Technically, I should contribute two separate posts. One for each letter. But these two posts were intertwined. Inseparable.
I was named Clarissa just over 32 years ago. It was a family name and I loved the originality. But I had a secret. There wasn't a member of my family that called me Clarissa. I was Christopher Columbus, Chris, Krissy Bell... and finally my two favorite, Clariss and Lariss. Uncle Ray and Aunt Sally called me both. In the world, I was plain, forgettable.
Except to them.
Uncle Ray taught me Chess. He gave me my first taste of ancient literature - Homer's Odyssey. There wasn't a question unanswered, an opinion too small. He was my champion.
Death stole him exactly a year ago.
My parents and I visited him in the final hours, and true to form he never let me forget my worth. I've glanced at these photos from his funeral and try to remember his life as opposed to his death. But Death is funny that way. The funeral doesn't stop the memories, nor does it lessen the pain. Although the balm of time slowly heals the wounds, it doesn't change the desire for one more conversation, one more joke.

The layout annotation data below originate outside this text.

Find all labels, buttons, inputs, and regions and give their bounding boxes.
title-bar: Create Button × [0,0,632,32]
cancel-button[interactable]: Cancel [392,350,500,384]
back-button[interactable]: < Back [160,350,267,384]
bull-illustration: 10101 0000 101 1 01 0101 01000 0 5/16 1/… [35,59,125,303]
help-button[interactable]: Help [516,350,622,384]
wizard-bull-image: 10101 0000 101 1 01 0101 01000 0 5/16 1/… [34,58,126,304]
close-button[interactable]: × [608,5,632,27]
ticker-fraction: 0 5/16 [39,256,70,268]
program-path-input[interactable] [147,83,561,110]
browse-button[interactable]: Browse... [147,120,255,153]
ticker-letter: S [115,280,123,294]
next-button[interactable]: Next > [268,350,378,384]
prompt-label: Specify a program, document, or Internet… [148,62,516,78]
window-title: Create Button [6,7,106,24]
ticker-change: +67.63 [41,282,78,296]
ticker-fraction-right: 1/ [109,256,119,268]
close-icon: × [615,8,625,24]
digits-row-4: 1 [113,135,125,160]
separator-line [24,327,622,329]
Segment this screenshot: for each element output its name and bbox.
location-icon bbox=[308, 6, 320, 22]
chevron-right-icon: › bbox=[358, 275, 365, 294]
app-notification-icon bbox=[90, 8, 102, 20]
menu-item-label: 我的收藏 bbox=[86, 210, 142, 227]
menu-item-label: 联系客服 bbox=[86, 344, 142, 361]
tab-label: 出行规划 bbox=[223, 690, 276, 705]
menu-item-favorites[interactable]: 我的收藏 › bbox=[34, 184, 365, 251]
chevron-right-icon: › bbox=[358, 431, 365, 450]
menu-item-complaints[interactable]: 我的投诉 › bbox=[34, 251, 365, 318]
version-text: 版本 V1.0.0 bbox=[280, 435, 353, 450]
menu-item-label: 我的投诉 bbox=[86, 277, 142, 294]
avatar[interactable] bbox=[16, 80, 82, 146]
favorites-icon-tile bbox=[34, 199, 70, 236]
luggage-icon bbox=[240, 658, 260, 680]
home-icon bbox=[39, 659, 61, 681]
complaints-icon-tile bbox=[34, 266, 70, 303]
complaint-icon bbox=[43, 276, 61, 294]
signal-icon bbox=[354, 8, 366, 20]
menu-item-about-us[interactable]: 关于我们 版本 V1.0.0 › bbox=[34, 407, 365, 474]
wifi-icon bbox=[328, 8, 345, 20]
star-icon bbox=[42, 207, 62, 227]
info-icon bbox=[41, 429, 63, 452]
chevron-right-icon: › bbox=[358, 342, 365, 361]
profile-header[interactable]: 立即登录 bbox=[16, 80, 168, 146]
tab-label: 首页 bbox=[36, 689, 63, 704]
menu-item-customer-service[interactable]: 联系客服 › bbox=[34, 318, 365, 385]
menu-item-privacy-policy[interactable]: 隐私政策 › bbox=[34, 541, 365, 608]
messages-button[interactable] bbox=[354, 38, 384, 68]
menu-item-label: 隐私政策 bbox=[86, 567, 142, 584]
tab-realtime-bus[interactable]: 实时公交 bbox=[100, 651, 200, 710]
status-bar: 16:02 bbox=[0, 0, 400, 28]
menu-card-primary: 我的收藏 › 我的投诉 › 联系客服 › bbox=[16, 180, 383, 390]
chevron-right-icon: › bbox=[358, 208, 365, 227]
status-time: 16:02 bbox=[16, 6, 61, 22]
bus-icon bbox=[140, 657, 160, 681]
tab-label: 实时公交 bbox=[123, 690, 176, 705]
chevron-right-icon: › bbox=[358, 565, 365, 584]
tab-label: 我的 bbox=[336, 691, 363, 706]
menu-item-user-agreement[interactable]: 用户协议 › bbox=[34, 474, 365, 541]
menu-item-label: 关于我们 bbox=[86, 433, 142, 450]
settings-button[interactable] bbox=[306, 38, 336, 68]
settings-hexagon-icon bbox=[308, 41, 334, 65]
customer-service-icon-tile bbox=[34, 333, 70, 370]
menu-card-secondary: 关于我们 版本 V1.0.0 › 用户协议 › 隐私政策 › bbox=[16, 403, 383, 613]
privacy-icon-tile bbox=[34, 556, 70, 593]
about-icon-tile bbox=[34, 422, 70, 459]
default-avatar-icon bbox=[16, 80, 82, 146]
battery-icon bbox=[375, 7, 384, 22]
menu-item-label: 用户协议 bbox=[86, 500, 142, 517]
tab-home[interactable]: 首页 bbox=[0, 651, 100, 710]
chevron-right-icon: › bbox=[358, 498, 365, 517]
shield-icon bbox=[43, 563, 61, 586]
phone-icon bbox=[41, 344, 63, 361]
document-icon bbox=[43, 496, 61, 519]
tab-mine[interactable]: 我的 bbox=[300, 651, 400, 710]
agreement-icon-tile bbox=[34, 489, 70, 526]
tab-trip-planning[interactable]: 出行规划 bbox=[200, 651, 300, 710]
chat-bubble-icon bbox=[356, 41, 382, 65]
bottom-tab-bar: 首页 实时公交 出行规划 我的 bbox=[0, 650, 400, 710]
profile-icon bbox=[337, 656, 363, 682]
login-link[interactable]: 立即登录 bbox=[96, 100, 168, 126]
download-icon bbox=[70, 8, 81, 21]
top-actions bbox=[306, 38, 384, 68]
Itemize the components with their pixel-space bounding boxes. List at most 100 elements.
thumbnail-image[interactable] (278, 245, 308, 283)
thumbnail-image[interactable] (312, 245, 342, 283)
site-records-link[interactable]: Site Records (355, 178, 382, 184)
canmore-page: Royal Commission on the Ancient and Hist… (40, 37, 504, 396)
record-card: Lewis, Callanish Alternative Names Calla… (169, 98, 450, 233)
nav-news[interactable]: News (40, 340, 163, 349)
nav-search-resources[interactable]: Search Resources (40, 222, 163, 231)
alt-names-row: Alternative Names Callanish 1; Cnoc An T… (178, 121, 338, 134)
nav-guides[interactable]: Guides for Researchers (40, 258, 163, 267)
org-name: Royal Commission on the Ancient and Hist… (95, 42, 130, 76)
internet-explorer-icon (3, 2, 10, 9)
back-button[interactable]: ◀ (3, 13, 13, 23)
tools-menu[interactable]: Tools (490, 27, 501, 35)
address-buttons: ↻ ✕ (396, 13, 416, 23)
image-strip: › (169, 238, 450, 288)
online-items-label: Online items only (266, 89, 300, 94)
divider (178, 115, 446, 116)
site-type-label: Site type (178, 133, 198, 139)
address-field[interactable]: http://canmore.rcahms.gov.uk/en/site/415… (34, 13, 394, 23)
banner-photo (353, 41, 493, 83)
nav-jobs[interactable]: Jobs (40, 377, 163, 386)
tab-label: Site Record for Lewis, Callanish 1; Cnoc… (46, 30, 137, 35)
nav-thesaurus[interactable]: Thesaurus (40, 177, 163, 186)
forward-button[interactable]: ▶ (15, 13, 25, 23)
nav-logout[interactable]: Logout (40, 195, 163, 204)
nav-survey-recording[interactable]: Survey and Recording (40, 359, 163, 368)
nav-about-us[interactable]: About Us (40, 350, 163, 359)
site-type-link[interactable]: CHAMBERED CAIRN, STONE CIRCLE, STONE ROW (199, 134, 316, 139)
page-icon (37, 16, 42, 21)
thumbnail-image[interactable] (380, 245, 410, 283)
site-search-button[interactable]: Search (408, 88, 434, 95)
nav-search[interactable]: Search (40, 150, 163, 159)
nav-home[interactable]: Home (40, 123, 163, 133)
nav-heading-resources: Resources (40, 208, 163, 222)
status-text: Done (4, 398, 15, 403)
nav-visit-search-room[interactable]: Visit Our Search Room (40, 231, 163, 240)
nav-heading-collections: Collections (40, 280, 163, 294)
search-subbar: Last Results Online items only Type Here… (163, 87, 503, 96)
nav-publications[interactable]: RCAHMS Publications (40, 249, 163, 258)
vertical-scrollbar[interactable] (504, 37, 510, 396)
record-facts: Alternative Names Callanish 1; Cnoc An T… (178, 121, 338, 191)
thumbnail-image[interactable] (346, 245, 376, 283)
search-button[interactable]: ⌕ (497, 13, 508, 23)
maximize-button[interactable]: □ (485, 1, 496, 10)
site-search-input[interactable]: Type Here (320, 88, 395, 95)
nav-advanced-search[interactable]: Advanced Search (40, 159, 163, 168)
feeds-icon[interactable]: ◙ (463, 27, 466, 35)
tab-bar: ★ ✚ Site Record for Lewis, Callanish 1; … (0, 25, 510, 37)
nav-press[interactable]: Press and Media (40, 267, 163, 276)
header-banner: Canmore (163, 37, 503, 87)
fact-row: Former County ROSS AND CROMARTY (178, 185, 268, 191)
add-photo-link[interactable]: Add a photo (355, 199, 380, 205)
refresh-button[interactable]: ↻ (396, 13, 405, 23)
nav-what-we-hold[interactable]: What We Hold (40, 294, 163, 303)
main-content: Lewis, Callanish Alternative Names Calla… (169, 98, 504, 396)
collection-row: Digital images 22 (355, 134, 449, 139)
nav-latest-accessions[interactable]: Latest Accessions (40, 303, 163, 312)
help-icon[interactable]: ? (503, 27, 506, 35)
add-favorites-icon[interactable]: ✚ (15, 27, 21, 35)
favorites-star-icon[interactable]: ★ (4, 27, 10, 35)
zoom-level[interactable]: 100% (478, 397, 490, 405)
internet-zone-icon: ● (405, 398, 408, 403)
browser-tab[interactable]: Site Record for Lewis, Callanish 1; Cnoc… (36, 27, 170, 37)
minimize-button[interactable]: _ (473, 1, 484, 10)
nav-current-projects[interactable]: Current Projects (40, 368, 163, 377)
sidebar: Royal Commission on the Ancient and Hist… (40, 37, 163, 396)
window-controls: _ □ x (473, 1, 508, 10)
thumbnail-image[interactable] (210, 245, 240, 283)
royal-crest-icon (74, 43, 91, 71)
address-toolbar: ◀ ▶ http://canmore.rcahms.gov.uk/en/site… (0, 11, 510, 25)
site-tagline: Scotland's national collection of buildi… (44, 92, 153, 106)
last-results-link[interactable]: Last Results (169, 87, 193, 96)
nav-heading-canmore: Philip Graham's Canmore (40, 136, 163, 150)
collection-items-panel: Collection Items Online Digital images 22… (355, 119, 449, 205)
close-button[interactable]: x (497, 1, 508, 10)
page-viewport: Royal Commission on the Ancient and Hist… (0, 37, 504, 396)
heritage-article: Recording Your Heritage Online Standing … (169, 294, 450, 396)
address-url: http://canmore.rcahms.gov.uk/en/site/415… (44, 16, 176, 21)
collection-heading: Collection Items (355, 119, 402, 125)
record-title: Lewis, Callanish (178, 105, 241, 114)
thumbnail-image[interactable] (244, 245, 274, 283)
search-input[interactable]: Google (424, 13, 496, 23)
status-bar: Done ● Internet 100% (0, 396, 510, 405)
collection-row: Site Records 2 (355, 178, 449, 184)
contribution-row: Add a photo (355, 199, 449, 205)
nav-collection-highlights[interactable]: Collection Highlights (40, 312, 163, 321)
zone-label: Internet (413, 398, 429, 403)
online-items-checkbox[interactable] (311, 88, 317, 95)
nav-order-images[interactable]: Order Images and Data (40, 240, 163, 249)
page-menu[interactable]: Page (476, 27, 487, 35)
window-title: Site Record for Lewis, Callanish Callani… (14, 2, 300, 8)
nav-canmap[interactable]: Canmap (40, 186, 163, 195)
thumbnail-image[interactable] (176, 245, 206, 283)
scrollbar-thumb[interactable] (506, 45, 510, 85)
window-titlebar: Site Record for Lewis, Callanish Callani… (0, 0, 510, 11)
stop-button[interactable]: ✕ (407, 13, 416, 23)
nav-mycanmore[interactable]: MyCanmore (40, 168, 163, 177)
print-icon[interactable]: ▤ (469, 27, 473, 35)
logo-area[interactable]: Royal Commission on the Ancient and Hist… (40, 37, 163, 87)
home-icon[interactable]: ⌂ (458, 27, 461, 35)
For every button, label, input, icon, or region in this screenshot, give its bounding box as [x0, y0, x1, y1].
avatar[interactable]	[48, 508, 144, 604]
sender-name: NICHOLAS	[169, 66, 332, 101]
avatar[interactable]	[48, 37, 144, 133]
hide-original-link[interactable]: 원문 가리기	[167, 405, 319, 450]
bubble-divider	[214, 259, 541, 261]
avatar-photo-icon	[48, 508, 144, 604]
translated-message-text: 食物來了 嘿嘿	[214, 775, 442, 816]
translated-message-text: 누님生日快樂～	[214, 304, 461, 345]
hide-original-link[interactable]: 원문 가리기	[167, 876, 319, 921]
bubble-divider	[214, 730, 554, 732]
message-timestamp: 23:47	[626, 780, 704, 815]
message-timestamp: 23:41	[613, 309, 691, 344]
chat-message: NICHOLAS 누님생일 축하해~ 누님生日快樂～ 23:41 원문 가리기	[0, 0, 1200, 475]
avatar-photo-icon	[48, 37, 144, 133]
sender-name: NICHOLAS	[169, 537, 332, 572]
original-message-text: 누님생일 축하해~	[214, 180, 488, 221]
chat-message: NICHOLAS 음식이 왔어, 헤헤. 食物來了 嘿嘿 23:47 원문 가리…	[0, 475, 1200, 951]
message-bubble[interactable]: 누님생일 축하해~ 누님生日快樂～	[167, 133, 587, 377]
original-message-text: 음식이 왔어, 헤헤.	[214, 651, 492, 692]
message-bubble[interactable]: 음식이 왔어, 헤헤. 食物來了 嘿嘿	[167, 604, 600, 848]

I couldn't write about being Clarissa, without writing about Uncle Ray. A house couldn't stand without its walls. And therein lies the problem. Death convinces us of her finality. The memories and love endure to both tempt and comfort those left behind. But then I remember, I'm Clarissa, the niece of a great man. Death may have ripped him from my grasp, but she's no match for his legacy. Or my memories.